Scientists have been debating whether Neanderthals grew differently than modern humans for decades. An ambitious project on the development of these archaic humans was launched by Jean-Jacques Hublin and colleagues at the Max Planck Institute for Evolutionary Anthropology (www.eva.mpg.de). The study by Smith, Tafforeau and other specialists includes some of the most famous Neanderthal children, including the first hominin fossil ever discovered (Figure 2). This Belgian Neanderthal child, discovered in the winter of 1829-1830, was thought to be 4-5 years of age when it died. Powerful synchrotron X-rays and cutting-edge imaging software revealed that it actually died at a mere 3 years of age. Another invaluable Neanderthal discovered in Le Moustier, France in 1908, barely survived the shelling of its’ German repository during the Second World War (Figure 3). A remarkable finding of this five-year study is that Neanderthals grow their teeth significantly faster than members of our own species, including some of the earliest groups of modern humans to leave Africa between 90-100,000 years ago. The Neanderthal pattern appears to be intermediate between early members of our genus (e.g., Homo erectus) and living people, suggesting that the characteristically slow development and long childhood is a recent condition unique to our own species. This extended period of maturation may facilitate additional learning and complex cognition, possibly giving early Homo sapiens a competitive advantage over their contemporaneous Neanderthal cousins.

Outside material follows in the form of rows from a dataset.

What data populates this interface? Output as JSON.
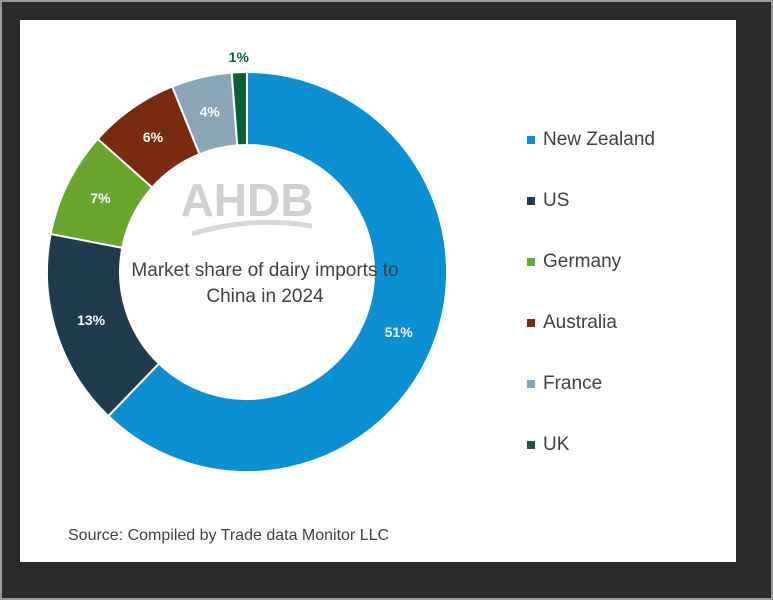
{
  "chart_data": {
    "type": "donut",
    "title": "Market share of dairy imports to China in 2024",
    "watermark": "AHDB",
    "source": "Source: Compiled by Trade data Monitor LLC",
    "categories": [
      "New Zealand",
      "US",
      "Germany",
      "Australia",
      "France",
      "UK"
    ],
    "values": [
      51,
      13,
      7,
      6,
      4,
      1
    ],
    "value_labels": [
      "51%",
      "13%",
      "7%",
      "6%",
      "4%",
      "1%"
    ],
    "colors": [
      "#0b8fd3",
      "#1f3b4d",
      "#6aa62e",
      "#7a2a0e",
      "#8aa5b5",
      "#0f5e3a"
    ],
    "legend": "right"
  }
}
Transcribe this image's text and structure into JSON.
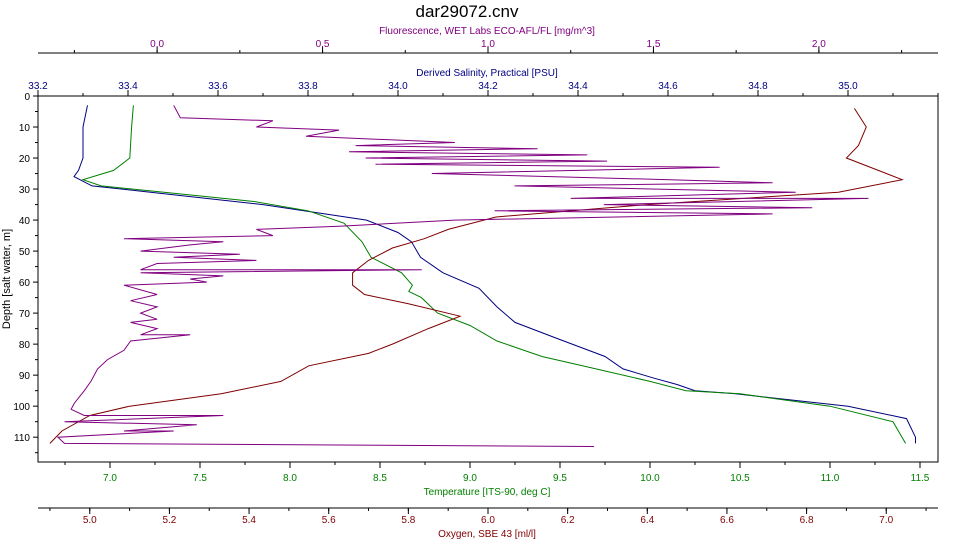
{
  "chart_data": {
    "type": "line",
    "title": "dar29072.cnv",
    "y_axis": {
      "label": "Depth [salt water, m]",
      "range": [
        0,
        118
      ],
      "ticks": [
        0,
        10,
        20,
        30,
        40,
        50,
        60,
        70,
        80,
        90,
        100,
        110
      ],
      "inverted": true
    },
    "axes": {
      "fluorescence": {
        "label": "Fluorescence, WET Labs ECO-AFL/FL [mg/m^3]",
        "range": [
          -0.36,
          2.36
        ],
        "ticks": [
          0.0,
          0.5,
          1.0,
          1.5,
          2.0
        ],
        "tick_labels": [
          "0.0",
          "0.5",
          "1.0",
          "1.5",
          "2.0"
        ],
        "position": "top-outer",
        "color": "#800080"
      },
      "salinity": {
        "label": "Derived Salinity, Practical [PSU]",
        "range": [
          33.2,
          35.2
        ],
        "ticks": [
          33.2,
          33.4,
          33.6,
          33.8,
          34.0,
          34.2,
          34.4,
          34.6,
          34.8,
          35.0
        ],
        "tick_labels": [
          "33.2",
          "33.4",
          "33.6",
          "33.8",
          "34.0",
          "34.2",
          "34.4",
          "34.6",
          "34.8",
          "35.0"
        ],
        "position": "top-inner",
        "color": "#000080"
      },
      "temperature": {
        "label": "Temperature [ITS-90, deg C]",
        "range": [
          6.6,
          11.6
        ],
        "ticks": [
          7.0,
          7.5,
          8.0,
          8.5,
          9.0,
          9.5,
          10.0,
          10.5,
          11.0,
          11.5
        ],
        "tick_labels": [
          "7.0",
          "7.5",
          "8.0",
          "8.5",
          "9.0",
          "9.5",
          "10.0",
          "10.5",
          "11.0",
          "11.5"
        ],
        "position": "bottom-inner",
        "color": "#008000"
      },
      "oxygen": {
        "label": "Oxygen, SBE 43 [ml/l]",
        "range": [
          4.87,
          7.13
        ],
        "ticks": [
          5.0,
          5.2,
          5.4,
          5.6,
          5.8,
          6.0,
          6.2,
          6.4,
          6.6,
          6.8,
          7.0
        ],
        "tick_labels": [
          "5.0",
          "5.2",
          "5.4",
          "5.6",
          "5.8",
          "6.0",
          "6.2",
          "6.4",
          "6.6",
          "6.8",
          "7.0"
        ],
        "position": "bottom-outer",
        "color": "#800000"
      }
    },
    "series": [
      {
        "axis": "salinity",
        "color": "#000080",
        "points": [
          [
            33.31,
            3
          ],
          [
            33.3,
            10
          ],
          [
            33.3,
            20
          ],
          [
            33.29,
            24
          ],
          [
            33.28,
            26
          ],
          [
            33.32,
            29
          ],
          [
            33.45,
            31
          ],
          [
            33.7,
            35
          ],
          [
            33.93,
            40
          ],
          [
            34.0,
            44
          ],
          [
            34.03,
            47
          ],
          [
            34.05,
            52
          ],
          [
            34.1,
            57
          ],
          [
            34.18,
            62
          ],
          [
            34.22,
            68
          ],
          [
            34.26,
            73
          ],
          [
            34.35,
            78
          ],
          [
            34.46,
            84
          ],
          [
            34.5,
            88
          ],
          [
            34.57,
            91
          ],
          [
            34.62,
            93
          ],
          [
            34.66,
            95
          ],
          [
            34.75,
            96
          ],
          [
            35.0,
            100
          ],
          [
            35.13,
            104
          ],
          [
            35.15,
            110
          ],
          [
            35.15,
            112
          ]
        ]
      },
      {
        "axis": "temperature",
        "color": "#008000",
        "points": [
          [
            7.13,
            3
          ],
          [
            7.12,
            10
          ],
          [
            7.11,
            20
          ],
          [
            7.02,
            24
          ],
          [
            6.85,
            27
          ],
          [
            6.95,
            29
          ],
          [
            7.3,
            31
          ],
          [
            7.8,
            34
          ],
          [
            8.1,
            37
          ],
          [
            8.3,
            41
          ],
          [
            8.4,
            47
          ],
          [
            8.45,
            52
          ],
          [
            8.62,
            57
          ],
          [
            8.68,
            61
          ],
          [
            8.66,
            63
          ],
          [
            8.73,
            65
          ],
          [
            8.82,
            70
          ],
          [
            9.0,
            74
          ],
          [
            9.15,
            79
          ],
          [
            9.4,
            84
          ],
          [
            9.7,
            88
          ],
          [
            10.0,
            92
          ],
          [
            10.2,
            95
          ],
          [
            10.5,
            96
          ],
          [
            11.0,
            100
          ],
          [
            11.35,
            105
          ],
          [
            11.4,
            110
          ],
          [
            11.42,
            112
          ]
        ]
      },
      {
        "axis": "oxygen",
        "color": "#800000",
        "points": [
          [
            6.92,
            4
          ],
          [
            6.95,
            10
          ],
          [
            6.93,
            16
          ],
          [
            6.9,
            20
          ],
          [
            6.98,
            24
          ],
          [
            7.04,
            27
          ],
          [
            6.88,
            31
          ],
          [
            6.4,
            35
          ],
          [
            6.02,
            39
          ],
          [
            5.9,
            43
          ],
          [
            5.84,
            46
          ],
          [
            5.76,
            49
          ],
          [
            5.7,
            53
          ],
          [
            5.66,
            57
          ],
          [
            5.66,
            61
          ],
          [
            5.69,
            64
          ],
          [
            5.8,
            67
          ],
          [
            5.93,
            71
          ],
          [
            5.85,
            75
          ],
          [
            5.76,
            80
          ],
          [
            5.7,
            83
          ],
          [
            5.55,
            87
          ],
          [
            5.48,
            92
          ],
          [
            5.33,
            96
          ],
          [
            5.1,
            100
          ],
          [
            5.0,
            103
          ],
          [
            4.93,
            108
          ],
          [
            4.9,
            112
          ]
        ]
      },
      {
        "axis": "fluorescence",
        "color": "#800080",
        "points": [
          [
            0.05,
            3
          ],
          [
            0.07,
            7
          ],
          [
            0.35,
            8
          ],
          [
            0.3,
            10
          ],
          [
            0.55,
            11
          ],
          [
            0.45,
            13
          ],
          [
            0.9,
            15
          ],
          [
            0.6,
            16
          ],
          [
            1.15,
            17
          ],
          [
            0.58,
            18
          ],
          [
            1.3,
            19
          ],
          [
            0.63,
            20
          ],
          [
            1.36,
            21
          ],
          [
            0.66,
            22
          ],
          [
            1.7,
            23
          ],
          [
            0.83,
            25
          ],
          [
            1.55,
            27
          ],
          [
            1.86,
            28
          ],
          [
            1.08,
            29
          ],
          [
            1.93,
            31
          ],
          [
            1.25,
            33
          ],
          [
            2.15,
            33
          ],
          [
            1.35,
            35
          ],
          [
            1.98,
            36
          ],
          [
            1.02,
            37
          ],
          [
            1.86,
            38
          ],
          [
            0.9,
            40
          ],
          [
            0.55,
            42
          ],
          [
            0.3,
            43
          ],
          [
            0.35,
            45
          ],
          [
            -0.1,
            46
          ],
          [
            0.2,
            47
          ],
          [
            0.1,
            48
          ],
          [
            -0.05,
            50
          ],
          [
            0.25,
            51
          ],
          [
            0.05,
            52
          ],
          [
            0.3,
            53
          ],
          [
            0.0,
            54
          ],
          [
            -0.05,
            56
          ],
          [
            0.8,
            56
          ],
          [
            -0.05,
            57
          ],
          [
            0.2,
            58
          ],
          [
            0.1,
            59
          ],
          [
            0.15,
            60
          ],
          [
            -0.1,
            61
          ],
          [
            0.0,
            64
          ],
          [
            -0.08,
            66
          ],
          [
            0.0,
            68
          ],
          [
            -0.05,
            70
          ],
          [
            0.0,
            72
          ],
          [
            -0.08,
            73
          ],
          [
            0.0,
            75
          ],
          [
            -0.05,
            77
          ],
          [
            0.1,
            77
          ],
          [
            -0.08,
            79
          ],
          [
            -0.1,
            82
          ],
          [
            -0.15,
            85
          ],
          [
            -0.18,
            88
          ],
          [
            -0.2,
            92
          ],
          [
            -0.22,
            95
          ],
          [
            -0.25,
            99
          ],
          [
            -0.26,
            101
          ],
          [
            -0.22,
            103
          ],
          [
            0.2,
            103
          ],
          [
            -0.28,
            105
          ],
          [
            0.12,
            106
          ],
          [
            -0.1,
            108
          ],
          [
            0.05,
            108
          ],
          [
            -0.3,
            110
          ],
          [
            -0.28,
            112
          ],
          [
            1.32,
            113
          ]
        ]
      }
    ]
  }
}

Studies by Smith, Tafforeau and a number of scientists at the MPI-EVA are adding to the growing body of evidence that subtle developmental differences exist between us and our Neanderthal cousins. A study recently published in Current Biology by Philipp Gunz and colleagues reports that brain development also differs between Neanderthals and modern humans. Moreover, the recent sequencing of the Neanderthals genome by MPI-EVA molecular biologists around Svante Pääbo has provided tantalizing genetic clues that point to differences in cranial and skeletal development between Neanderthals and modern humans. These new methods present a unique opportunity to assess the origins of a fundamentally human condition: the costly yet advantageous shift from a primitive "live fast and die young" strategy to the "live slow and grow old" strategy that has helped to make us one of the most successful organisms on the planet.